Centripetal Incorporealities
A rendition to Kazuko Tsujimura and the Nirvana troupe
In the exhibition, “the disappearing body”, Body_hacker (aka Sall Lam Toro) presents a site-specific installation and a durational performance series that engages Tsujimura’s concept of body disappearance, as well as ritualistic and minimal movements within oracular encounters. Activating reconstructed objects from Tsujimura’s performances, Body_hacker works with the archival material through choreographic transmission and spectral cohabitation connecting to the spiritual embodiment that was integral to Tsujimura’s conceptual art practice.
The installation is centered around a mirrored floor, composed of nine light-reflecting squares arranged in a 3×3 mandala formation. Together with Nirvana, the concept of ultimate liberation, the Mandala, representing universal truth in many spiritual esoteric practices, was a recurring figure in Tsujimura’s work, found in her collaborations with other conceptual artists such as Yutaka Matsusawa, and within the performance collective Parinirvana Paryaya Body (PPB).
In this installation the mandala’s symmetrical grid, also recalls the boxing ring setting of PPB’s seminal performance at the Nitto Boxing Gym in 1970.
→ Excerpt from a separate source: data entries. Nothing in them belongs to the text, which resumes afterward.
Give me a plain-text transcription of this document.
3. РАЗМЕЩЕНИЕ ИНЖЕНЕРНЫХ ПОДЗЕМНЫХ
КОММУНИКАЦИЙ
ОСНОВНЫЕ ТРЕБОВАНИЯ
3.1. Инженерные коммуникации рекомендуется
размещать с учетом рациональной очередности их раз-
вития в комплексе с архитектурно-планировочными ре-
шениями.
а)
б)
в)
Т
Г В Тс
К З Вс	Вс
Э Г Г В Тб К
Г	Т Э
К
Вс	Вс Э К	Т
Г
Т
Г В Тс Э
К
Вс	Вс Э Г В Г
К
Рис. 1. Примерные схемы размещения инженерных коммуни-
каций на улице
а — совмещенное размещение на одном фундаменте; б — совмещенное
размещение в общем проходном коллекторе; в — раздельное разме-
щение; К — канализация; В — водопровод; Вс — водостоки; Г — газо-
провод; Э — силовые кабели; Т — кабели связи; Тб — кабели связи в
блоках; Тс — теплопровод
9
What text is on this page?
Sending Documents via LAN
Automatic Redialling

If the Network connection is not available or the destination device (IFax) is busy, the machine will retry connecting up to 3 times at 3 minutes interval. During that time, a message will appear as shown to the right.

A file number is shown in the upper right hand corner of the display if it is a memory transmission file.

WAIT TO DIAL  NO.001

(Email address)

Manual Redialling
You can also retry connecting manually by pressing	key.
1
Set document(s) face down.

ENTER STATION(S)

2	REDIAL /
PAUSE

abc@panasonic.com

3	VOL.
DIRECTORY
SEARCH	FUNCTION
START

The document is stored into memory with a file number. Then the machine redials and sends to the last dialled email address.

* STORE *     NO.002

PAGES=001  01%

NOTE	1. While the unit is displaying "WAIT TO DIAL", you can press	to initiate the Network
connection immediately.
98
Key elements from this performance such as the rejection of movement and narrative, as well as evocation of what lies within the liminal and mystical are reformulated in Body_hacker’s work. Within the mirrored structure and through the performances, Body_hacker enters into a trance-like possession, ceremoniously ritualizing remade objects, such as; the suspended white dress, masks, and straw effigy––all reinterpreted by Yoshiko Shimada––and each integral to Tsujimura’s visual and performative language.
Credits:
curated by and text by bluestockings (BS)
performed at Heirloom Center for Art and Archives, Copenhagen, Denmark the 19th June 2025
sound by Aase Nielsen
remade objects and costume by Yoshiko Shimada
mandala installation by body_hacker (aka Sall Lam Toro)
photo documentation by Malle Madsen, and courtesy Heirloom and Bluestockings (bs)

















The performance was part of the exhibition Disappearing Body – Becoming Tsujimura presents the Japanese artist Yoshiko Shimada in collaboration with two Denmark-based artists: composer and sound artist Aase Nielsen, and performance artist Body_hacker. Together, they explore the legacy of the groundbreaking Japanese dancer and performer Kazuko Tsujimura (1941–2004).
Kazuko Tsujimura was part of Japan’s post-war avant-garde, active from the 1960s onward. She participated in a number of collaborations, groups, and collectives across art forms and introduced the concept of ‘dance without body, without dance’. Despite her extensive oeuvre, Tsujimura’s groundbreaking work was largely overlooked by history. A rich archive of photographic material from performances, shows, and fragmented installations remained untouched in stacked boxes at her brother’s home until 2017, when artist and researcher Yoshiko Shimada ensured the transfer of the materials to the archive of Keio University Art Center in Tokyo.
In Disappearing Body – Becoming Tsujimura, this archival material is presented to the public for the first time. The title of the exhibition weaves together Tsujimura’s lifelong artistic and spiritual explorations of body, dance, and movement with Yoshiko Shimada’s innovative performance and archival practice – across time and space. For decades, Shimada has worked to highlight overlooked practices of female artists and has reactivated artistic kinships in her own works through performance and reinterpretation of concepts, identities, and bodies.
The exhibition at HEIRLOOM showcases selected parts of Tsujimura’s extensive photographic archive alongside Shimada’s reinterpretations, in combination with new performance- and sound-based works by Body_hacker and Aase Nielsen. Here, archive and body meet, as the artists collectively evoke the sensibility embedded within the archive – through explorations of ideas around transgression and transfeminine expression in Tsujimura’s conceptual artistic practice. Her oeuvre is recontextualised through performances, reenactments, and interventions in the exhibition space, and the exhibition explores themes such as rituals, spiritual practice, kinship, and collective memory.